Jacobijns (staats)model
Het is een model van een centralistische staat met een uniformisering van het recht en instellingen. Hierbij werden verschillende instellingen uit het AR, die voor versnippering hadden gezorgd, afgeschaft of vervangen.
Nation
In het Nederlands vertaald als ‘het volk/de natie’. Verschuiving van de soevereiniteit tijdens de Franse Revolutie naar het volk i.p.v. de koning. Het vormt een nieuwe legitimiteitsbasis.
Juli-monarchie
Franse monarchie tussen 1830 en 1848 met Lodewijk-Philippe van Orléans aan het hoofd. Hij noemde zichzelf ook wel ‘roi des Français’ en benadrukt hiermee dat de volkssoevereiniteit meer op de voorgrond kwam.
Orléanistisch systeem/regime
Theoretisch concept dat staat voor een monarchistische stroming in Frankrijk die de 19de E ontstond met een Streven naar een koninkrijk onder gezag van het huis van Orléans en realiteit werd in de juli-monarchie onder Lodewijk-Filips.
Restauratie (in de Franse geschiedenis)
Periode in de Franse geschiedenis van 1814/15 tot 1848. Hierbij werd de monarchie terug gerestaureerd en lag de soevereiniteit terug bij de vorst, maar de vorst hield wel rekening let de verworven vrijheden van het volk uit de Franse Revolutie. De term restauratie is hierbij misleidend.
Legitimisten (Franse geschiedenis, 19de eeuw)
De legitimisten waren aanhangers van het huis Bourbon. Deze groep bestond voornamelijk uit oude aristocratisch gezinde adel die baat hadden bij het vorstelijk absolutisme.
Orléanisten (Franse geschiedenis, 19de eeuw)

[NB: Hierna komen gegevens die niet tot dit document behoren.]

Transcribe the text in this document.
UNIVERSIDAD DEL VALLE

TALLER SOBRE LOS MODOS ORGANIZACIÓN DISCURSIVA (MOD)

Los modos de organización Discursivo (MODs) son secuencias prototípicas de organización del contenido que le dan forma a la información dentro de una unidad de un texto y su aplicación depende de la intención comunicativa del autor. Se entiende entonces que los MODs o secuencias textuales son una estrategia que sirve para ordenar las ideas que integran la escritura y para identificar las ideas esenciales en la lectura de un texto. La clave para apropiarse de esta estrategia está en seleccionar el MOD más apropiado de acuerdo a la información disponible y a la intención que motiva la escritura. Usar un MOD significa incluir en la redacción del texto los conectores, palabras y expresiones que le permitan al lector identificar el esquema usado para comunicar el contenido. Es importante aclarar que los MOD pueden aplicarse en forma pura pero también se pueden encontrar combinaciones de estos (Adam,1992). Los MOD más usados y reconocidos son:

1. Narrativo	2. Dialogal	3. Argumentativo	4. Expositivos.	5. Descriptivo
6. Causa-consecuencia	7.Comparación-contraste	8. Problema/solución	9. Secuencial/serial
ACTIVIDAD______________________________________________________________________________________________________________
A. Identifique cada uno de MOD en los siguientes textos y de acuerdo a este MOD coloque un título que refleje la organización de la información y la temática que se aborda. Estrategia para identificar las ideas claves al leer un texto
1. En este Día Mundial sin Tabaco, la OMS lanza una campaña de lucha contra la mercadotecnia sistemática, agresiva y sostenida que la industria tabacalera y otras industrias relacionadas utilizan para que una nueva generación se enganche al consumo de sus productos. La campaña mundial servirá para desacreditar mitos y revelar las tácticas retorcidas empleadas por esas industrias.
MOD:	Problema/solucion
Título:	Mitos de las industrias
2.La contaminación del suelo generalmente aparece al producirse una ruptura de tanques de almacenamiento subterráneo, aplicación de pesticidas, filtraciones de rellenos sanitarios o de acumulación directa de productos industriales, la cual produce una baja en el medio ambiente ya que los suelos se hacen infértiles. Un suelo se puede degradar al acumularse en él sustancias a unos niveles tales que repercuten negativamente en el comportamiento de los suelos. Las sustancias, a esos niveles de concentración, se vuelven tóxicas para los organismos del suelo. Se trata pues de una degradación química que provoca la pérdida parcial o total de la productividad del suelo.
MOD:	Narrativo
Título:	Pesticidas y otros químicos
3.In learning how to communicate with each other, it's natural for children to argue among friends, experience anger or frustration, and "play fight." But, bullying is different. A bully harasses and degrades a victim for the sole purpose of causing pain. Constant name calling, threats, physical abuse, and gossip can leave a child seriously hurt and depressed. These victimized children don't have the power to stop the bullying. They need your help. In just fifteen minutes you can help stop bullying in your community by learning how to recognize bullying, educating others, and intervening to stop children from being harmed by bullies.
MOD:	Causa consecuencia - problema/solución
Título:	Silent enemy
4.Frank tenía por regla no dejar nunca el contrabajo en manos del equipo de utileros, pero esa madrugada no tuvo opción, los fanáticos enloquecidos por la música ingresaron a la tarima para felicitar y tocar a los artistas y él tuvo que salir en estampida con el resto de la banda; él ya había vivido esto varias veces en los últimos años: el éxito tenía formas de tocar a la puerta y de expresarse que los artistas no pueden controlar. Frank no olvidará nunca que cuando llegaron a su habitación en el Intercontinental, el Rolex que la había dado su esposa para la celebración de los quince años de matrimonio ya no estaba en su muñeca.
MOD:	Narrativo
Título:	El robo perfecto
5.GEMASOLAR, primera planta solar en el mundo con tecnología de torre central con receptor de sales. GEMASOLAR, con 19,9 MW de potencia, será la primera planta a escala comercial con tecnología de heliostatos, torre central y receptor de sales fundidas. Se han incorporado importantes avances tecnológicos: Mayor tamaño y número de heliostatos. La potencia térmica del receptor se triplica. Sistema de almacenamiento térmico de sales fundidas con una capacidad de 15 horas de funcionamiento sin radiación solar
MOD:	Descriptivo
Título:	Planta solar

De Orléanisten vormden een rechtse Franse partij die gevormd was tijdens de Franse revolutie. Ze beheersten Frankrijk gedurende de juli-monarchie onder het hoofd van Lodewijk Filips. 1 van de belangrijkste orléanisten was de premier François Guizot. Ze waren tevens aanhangers van het huis Orléans.
Droits barrières
Rechten die een beschermingsschans oprichten tegen de staatsmacht. Bescherming tegen inmenging van de staat. Deze rechten werden opgenomen in de 1ste Déclaration des droits des gens er des citoyens van 1791 die voorafging aan de Constitutie van 24 juni 1793.
Libertés concrètes
Vrijheden die de burger in staat stellen om bepaalde prestaties van de overheid af te dwingen. Concrete vrijheden. Bijvoorbeeld: recht op werk en bijstand en recht op opvoeding. Deze rechten weden ook opgenomen in de Déclaration des droits des gens et des citoyens van 1791.
Cohabitation
Verkozen president en verkozen meerderheid in Parlement komen uit verschillende kampen. Een situatie die kan optreden wanneer kiezers in de parlementsverkiezingen de meerderheid geven aan een andere partij dan die van de president, en de regering wordt samengesteld p basis van deze parlementaire meerderheid. Bv. in de vijfde Republiek
Wantrouwensmotie (parlementair systeem)
Dit is een middel dat het parlement (WM) kan gebruiken om de afkeuring te uiten tegenover de regering (UM) en om die regering eventueel te ontbinden.
In de 5de Republiek wordt dit beperkt: in de constitutie wordt een waarborg opgenomen om de afhankelijkheid van de UM tov de WM te beperken -> een kabinet of bewindspersoon van de UM heeft het vertrouwen tot het tegendeel is bewezen.
Met dit systeem kan men de regering tot val brengen. De motie kan pas ingediend worden als 1/10 van de volksvertegenwoordigers voor is en met absolute meerderheid van de kamer wordt goedgekeurd. De stemming kan pas gebeuren 48u na de indiening van de motie.
Vertrouwensvraag (parlementair systeem)
De regering kan een vraag stellen aan het parlement om te weten of ze nog het vertrouwen van het parlement heeft. Als de kamer negatief antwoordt is de regering automatisch ontslagnemend. Vanaf de 5de republiek werden hieraan ook beperkingen gesteld.